2004 Denver Annual Meeting (November 7–10, 2004)

Paper No. 8
Presentation Time: 10:05 AM


DOVE, Patricia M.1, WASYLENKI, Laura E.1 and DE YOREO, James J., (1)Department of Geosciences, Virginia Tech, 4044 Derring Hall, Blacksburg, VA 24061, dove@vt.edu

The processes by which organisms mediate the formation of minerals and amorphous materials are broadly known as biological mineralization. Because the interactions between organisms and their abiotic environments are central to understanding past and future earth environments, biomineralization processes have become an urgent research topic in geobiology.

Scientists have long noted that the compositions of some biominerals reflect well the conditions under which the organisms lived while others give poor representations. This is problematic because reliable interpretations of compositional proxies require accurate sorting of true environmental signals from effects imposed by biological activity, the so-called ‘vital effect’. To date, the solution has been to use taxa that appear to be good proxies while avoiding others. This approach, however, perpetuates concerns that in the absence of a deep understanding of vital effects, it is almost impossible to know when the recording is really faithful. This is particularly acute in discerning equilibrium versus non-equilibrium effects.

With recent advances in experimental and computational methods, the mineralogical and biological sciences are poised to develop a mechanistic understanding of biomineralization processes. In situ microscopies and spectroscopies are revealing underlying principles of mineral assembly that may give insights to chemical and biological controls on the “synthesis” of biogenic materials and their compositional signatures. This mechanistic approach is essential to deciphering how basic mineralization processes lead to compositional variations observed in natural samples.

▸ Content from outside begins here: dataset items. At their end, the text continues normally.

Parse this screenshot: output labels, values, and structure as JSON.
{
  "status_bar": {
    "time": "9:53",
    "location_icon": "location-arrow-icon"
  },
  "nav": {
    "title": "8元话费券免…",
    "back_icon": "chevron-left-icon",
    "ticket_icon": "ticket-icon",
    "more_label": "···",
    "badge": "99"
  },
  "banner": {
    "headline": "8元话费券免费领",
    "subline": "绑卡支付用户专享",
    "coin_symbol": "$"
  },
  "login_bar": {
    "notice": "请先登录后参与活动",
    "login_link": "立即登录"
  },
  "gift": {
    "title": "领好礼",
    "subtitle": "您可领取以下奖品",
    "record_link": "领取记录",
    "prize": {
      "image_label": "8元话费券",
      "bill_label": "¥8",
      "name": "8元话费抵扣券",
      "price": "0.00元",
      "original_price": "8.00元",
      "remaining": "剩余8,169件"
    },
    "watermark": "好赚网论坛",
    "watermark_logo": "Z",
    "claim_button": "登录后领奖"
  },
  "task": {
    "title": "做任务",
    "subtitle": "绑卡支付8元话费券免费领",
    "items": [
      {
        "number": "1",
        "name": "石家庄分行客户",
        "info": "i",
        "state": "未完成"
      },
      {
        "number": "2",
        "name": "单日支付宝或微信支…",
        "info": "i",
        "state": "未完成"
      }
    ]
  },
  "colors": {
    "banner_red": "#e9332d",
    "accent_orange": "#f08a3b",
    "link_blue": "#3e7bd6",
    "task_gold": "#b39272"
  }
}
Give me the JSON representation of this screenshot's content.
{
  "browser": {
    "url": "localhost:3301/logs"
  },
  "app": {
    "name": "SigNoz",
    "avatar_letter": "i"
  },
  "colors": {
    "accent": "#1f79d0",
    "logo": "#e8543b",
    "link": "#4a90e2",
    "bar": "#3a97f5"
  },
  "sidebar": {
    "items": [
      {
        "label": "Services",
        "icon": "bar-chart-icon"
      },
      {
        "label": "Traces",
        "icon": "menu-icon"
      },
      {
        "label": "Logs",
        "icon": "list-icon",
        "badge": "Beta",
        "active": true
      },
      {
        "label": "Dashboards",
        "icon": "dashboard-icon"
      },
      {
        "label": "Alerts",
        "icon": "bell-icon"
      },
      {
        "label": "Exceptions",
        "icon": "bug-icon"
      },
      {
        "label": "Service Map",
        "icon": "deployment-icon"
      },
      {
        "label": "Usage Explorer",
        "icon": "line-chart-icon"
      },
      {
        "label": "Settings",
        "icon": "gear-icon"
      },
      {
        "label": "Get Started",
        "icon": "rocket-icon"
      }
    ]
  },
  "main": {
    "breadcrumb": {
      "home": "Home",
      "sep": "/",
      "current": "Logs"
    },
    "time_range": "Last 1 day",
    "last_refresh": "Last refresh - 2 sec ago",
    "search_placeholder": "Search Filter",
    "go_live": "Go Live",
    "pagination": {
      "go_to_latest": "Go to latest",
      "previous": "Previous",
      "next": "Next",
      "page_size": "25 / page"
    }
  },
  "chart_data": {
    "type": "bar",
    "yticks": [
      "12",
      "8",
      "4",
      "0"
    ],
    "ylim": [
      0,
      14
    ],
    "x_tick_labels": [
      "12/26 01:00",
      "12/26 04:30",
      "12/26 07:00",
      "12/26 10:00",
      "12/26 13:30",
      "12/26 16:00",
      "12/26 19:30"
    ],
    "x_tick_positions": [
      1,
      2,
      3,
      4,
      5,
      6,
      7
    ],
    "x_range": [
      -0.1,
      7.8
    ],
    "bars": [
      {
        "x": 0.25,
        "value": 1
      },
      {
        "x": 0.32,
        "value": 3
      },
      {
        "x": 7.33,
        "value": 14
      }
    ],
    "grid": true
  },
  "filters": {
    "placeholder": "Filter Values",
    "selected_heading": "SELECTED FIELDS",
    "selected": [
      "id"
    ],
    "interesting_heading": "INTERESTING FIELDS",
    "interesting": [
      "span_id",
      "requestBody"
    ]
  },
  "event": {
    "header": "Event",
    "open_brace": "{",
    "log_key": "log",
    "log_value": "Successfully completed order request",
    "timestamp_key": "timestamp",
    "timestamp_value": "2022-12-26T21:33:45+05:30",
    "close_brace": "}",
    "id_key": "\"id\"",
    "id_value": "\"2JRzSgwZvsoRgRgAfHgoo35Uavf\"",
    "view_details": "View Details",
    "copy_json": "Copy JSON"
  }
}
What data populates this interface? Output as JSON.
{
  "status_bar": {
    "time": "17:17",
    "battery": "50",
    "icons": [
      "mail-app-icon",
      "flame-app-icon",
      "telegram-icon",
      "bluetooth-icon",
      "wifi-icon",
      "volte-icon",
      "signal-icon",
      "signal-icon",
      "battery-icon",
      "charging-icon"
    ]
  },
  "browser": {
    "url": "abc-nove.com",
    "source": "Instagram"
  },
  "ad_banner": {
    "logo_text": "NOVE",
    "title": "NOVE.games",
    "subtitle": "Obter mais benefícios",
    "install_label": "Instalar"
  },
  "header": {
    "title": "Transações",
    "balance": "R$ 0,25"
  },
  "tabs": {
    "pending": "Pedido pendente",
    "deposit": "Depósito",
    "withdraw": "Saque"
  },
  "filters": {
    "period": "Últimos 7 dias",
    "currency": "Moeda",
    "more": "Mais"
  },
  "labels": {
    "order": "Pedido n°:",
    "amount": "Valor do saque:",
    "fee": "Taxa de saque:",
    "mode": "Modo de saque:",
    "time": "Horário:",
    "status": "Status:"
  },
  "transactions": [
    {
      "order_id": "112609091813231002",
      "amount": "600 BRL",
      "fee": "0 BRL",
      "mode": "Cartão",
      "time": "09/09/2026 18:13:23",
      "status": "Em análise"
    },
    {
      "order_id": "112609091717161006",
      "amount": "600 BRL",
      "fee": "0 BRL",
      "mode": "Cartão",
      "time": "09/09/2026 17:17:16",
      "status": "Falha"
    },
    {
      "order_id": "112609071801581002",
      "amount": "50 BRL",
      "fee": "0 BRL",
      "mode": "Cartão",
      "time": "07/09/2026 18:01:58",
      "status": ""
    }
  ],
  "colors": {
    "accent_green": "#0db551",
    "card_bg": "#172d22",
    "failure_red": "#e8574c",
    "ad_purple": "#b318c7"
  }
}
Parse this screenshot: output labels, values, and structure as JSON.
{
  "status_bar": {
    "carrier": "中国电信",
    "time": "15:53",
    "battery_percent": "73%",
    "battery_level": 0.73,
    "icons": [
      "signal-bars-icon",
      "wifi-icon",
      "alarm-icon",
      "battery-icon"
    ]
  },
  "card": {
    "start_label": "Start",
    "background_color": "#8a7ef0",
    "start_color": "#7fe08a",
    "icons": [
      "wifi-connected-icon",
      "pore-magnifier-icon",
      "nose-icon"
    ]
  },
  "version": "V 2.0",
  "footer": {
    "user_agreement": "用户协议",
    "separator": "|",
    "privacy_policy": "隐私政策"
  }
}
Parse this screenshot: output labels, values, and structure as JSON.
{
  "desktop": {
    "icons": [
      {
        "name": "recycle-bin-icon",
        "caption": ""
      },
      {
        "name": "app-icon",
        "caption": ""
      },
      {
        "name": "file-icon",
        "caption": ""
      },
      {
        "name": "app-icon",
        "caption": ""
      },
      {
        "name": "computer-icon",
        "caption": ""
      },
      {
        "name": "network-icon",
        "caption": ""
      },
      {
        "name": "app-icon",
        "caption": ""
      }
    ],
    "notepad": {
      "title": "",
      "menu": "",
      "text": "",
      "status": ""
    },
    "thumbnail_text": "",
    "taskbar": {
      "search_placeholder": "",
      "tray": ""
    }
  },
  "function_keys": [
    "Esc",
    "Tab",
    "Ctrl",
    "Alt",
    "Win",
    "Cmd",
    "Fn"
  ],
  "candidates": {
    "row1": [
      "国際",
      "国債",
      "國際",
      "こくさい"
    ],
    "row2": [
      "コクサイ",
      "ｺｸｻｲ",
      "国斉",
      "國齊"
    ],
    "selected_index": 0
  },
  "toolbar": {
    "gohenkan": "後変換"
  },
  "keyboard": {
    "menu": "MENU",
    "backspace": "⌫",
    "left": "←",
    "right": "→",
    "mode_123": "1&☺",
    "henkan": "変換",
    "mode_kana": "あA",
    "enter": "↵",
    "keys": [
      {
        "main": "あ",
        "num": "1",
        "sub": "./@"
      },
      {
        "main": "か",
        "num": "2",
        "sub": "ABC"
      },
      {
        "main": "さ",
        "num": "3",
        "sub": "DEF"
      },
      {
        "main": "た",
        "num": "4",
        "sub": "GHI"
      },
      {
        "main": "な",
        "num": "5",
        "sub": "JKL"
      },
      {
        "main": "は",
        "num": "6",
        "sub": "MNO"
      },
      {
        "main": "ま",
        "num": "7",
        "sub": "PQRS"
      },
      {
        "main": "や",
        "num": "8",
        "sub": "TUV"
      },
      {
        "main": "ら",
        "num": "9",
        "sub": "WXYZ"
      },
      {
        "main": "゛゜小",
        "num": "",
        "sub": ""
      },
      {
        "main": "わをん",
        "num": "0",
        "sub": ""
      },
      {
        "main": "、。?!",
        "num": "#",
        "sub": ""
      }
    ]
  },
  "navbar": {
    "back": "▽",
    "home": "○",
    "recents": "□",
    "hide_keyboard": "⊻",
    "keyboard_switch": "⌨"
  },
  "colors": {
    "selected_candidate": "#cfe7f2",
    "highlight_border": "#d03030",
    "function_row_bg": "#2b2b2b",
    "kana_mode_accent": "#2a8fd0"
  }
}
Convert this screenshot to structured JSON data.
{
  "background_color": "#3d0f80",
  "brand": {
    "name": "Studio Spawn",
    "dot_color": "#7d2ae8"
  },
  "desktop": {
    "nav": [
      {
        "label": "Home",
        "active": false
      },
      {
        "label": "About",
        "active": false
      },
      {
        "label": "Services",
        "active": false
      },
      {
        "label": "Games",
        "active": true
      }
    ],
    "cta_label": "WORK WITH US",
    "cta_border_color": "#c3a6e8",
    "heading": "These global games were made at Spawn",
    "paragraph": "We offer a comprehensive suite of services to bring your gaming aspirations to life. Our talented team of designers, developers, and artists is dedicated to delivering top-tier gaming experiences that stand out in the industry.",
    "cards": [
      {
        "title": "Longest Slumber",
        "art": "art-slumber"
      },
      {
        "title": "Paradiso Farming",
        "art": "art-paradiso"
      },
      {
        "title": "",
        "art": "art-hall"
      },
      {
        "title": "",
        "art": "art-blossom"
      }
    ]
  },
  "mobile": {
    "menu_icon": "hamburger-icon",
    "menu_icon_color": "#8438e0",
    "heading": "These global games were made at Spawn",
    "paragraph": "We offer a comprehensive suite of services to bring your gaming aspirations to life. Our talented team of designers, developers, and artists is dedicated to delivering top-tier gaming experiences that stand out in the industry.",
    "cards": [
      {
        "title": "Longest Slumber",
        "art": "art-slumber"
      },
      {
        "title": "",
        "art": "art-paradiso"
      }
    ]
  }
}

In one example of this kind of approach, we are investigating the nanoscale interactions of two proxy elements, Mg and Sr, on calcite mineralization. By discerning the kinetic and thermodynamic effects of these impurities on growth dynamics at the scale of monomolecular steps, we are also gaining insights to controls on macroscopic crystal morphology. The observed mechanisms of growth modification and the accompanying signatures are highly diverse, but in all cases, we are finding that step-specific interactions provide the underlying mechanism of growth modification.